M Night Shyamalan and His Low Budget Indie The Visit
Wait wait wait. Everybody pry yourselves off the ceiling. This time its going to be different! (I hope.) Apparently M. Night Shyamalan has realized the error of his ways. All his many many ways. And this time it is going to be different. Really.

But, before we get into what The Visit even is and where it’s come from let’s do a roll call of all of M. Night Shyamalan’s box office earnings in adjusted 2015 dollars to see what’s happened here.

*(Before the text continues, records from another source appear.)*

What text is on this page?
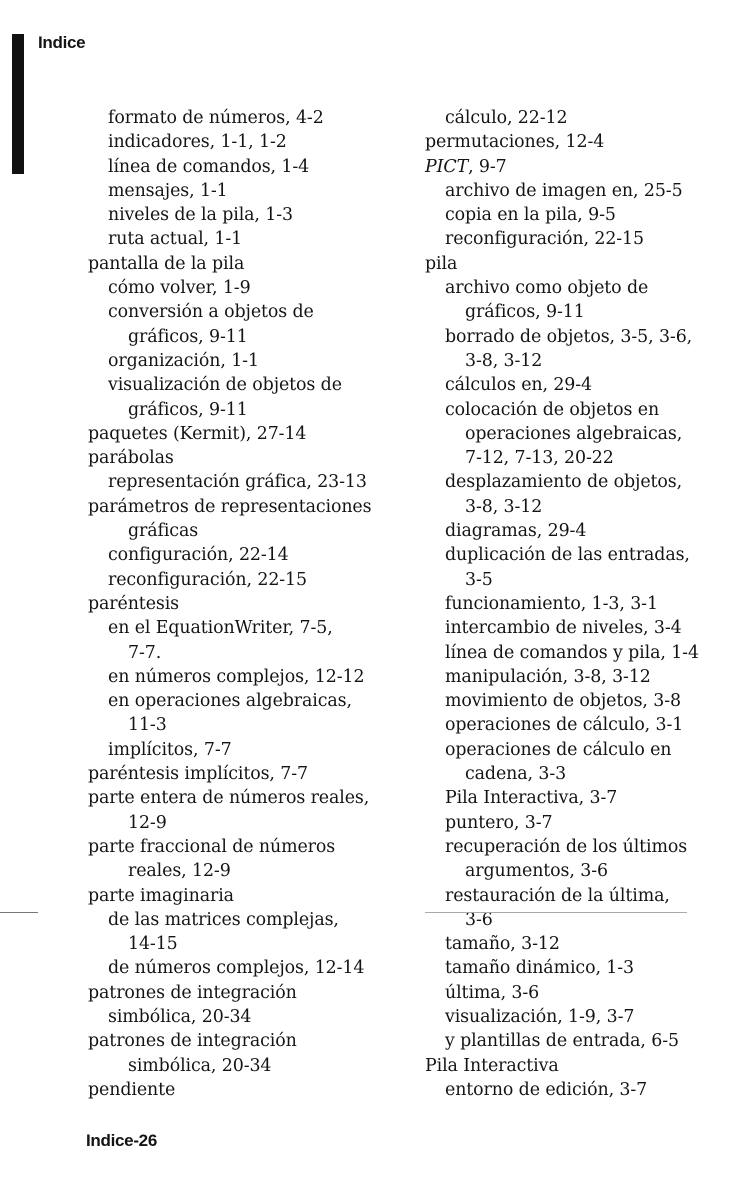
Indice
formato de números, 4-2
indicadores, 1-1, 1-2
línea de comandos, 1-4
mensajes, 1-1
niveles de la pila, 1-3
ruta actual, 1-1
pantalla de la pila
cómo volver, 1-9
conversión a objetos de
gráficos, 9-11
organización, 1-1
visualización de objetos de
gráficos, 9-11
paquetes (Kermit), 27-14
parábolas
representación gráfica, 23-13
parámetros de representaciones
gráficas
configuración, 22-14
reconfiguración, 22-15
paréntesis
en el EquationWriter, 7-5,
7-7.
en números complejos, 12-12
en operaciones algebraicas,
11-3
implícitos, 7-7
paréntesis implícitos, 7-7
parte entera de números reales,
12-9
parte fraccional de números
reales, 12-9
parte imaginaria
de las matrices complejas,
14-15
de números complejos, 12-14
patrones de integración
simbólica, 20-34
patrones de integración
simbólica, 20-34
pendiente
cálculo, 22-12
permutaciones, 12-4
PICT, 9-7
archivo de imagen en, 25-5
copia en la pila, 9-5
reconfiguración, 22-15
pila
archivo como objeto de
gráficos, 9-11
borrado de objetos, 3-5, 3-6,
3-8, 3-12
cálculos en, 29-4
colocación de objetos en
operaciones algebraicas,
7-12, 7-13, 20-22
desplazamiento de objetos,
3-8, 3-12
diagramas, 29-4
duplicación de las entradas,
3-5
funcionamiento, 1-3, 3-1
intercambio de niveles, 3-4
línea de comandos y pila, 1-4
manipulación, 3-8, 3-12
movimiento de objetos, 3-8
operaciones de cálculo, 3-1
operaciones de cálculo en
cadena, 3-3
Pila Interactiva, 3-7
puntero, 3-7
recuperación de los últimos
argumentos, 3-6
restauración de la última,
3-6
tamaño, 3-12
tamaño dinámico, 1-3
última, 3-6
visualización, 1-9, 3-7
y plantillas de entrada, 6-5
Pila Interactiva
entorno de edición, 3-7
Indice-26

Wide Awake – $282k – $7m budget
The Sixth Sense – $293m – $40m budget
Stuart Little – $140m – $130m budget
Unbreakable – $95m – $75m budget
Signs – $227m – $72m budget
The Village – $114m – $60m budget
Lady in the Water – $42m – $75m budget
The Happening – $64m – $48m budget
The Last Airbender – $131m – $150m budget
Devil – $33m – $10m budget
After Earth – $60m – $130m budget

M. Night’s box office is somewhere around 1.1 billion. Which is just amazing. And yet he is the ridicule of the movie making community. Why? Well, his budgets for this return have been upwards of 750 million dollars to achieve that 1.1 billion. More importantly, really expensive flops like The Last Airbender have just publicized his failures louder than his successes. And to be honest, we, as a community of movie goers all HOPE the M. Night we fell in love with by watching The Sixth Sense will come back again. With each new release we hope and hope.

But now we have something completely different from M. Night. He has gone his own way and paid for his own production out of his own deep pockets. He’s developed this movie covertly without anyone finding out about it. And then he reached out to low budget expert Blumhouse (who took the low budget Ouija to two consecutive weeks atop the leaderboards) to partner to bring this to theaters this coming September. This indie looking low budget thriller looks like Shyamalan has finally gone back to his small scale roots.

Shyamalan filmed the movie in his Pennsylvanian backyard. He probably borrowed a house. Tapped a few disillusioned stars. He financed it himself. And he probably shared the points with the cast and crew. Wait. I’ve heard this whole pitch somewhere else before. Hrm. Where. Where did I hear this spiel? Oh that’s right, it was from Mark Duplass, my new bromance, speaking at SXSW. That’s right. I remember now. This is possibly the greatest single bit of advice on movie making I’ve ever heard. Made me want to quit my job, and go make a movie. Seriously. I promise, you’ll feel the same way afterwards.

But back to M. Night. You know what? I say we give the guy a chance. We go in expecting a $300,000 lark, and see if we can be pleasantly surprised. At the very least I give him kudos for turning the Home Alone concept on its head. If nothing else I think he’s ditching the big budgets he’s been addicted since coming to Hollywood. And that in itself is an enormous move. Cheaper movies, better stories. Better profits. So, how about I meet you there at the movie theater to see this new flick? I’m guessing this could be a renaissance for M. He may just surprise us yet.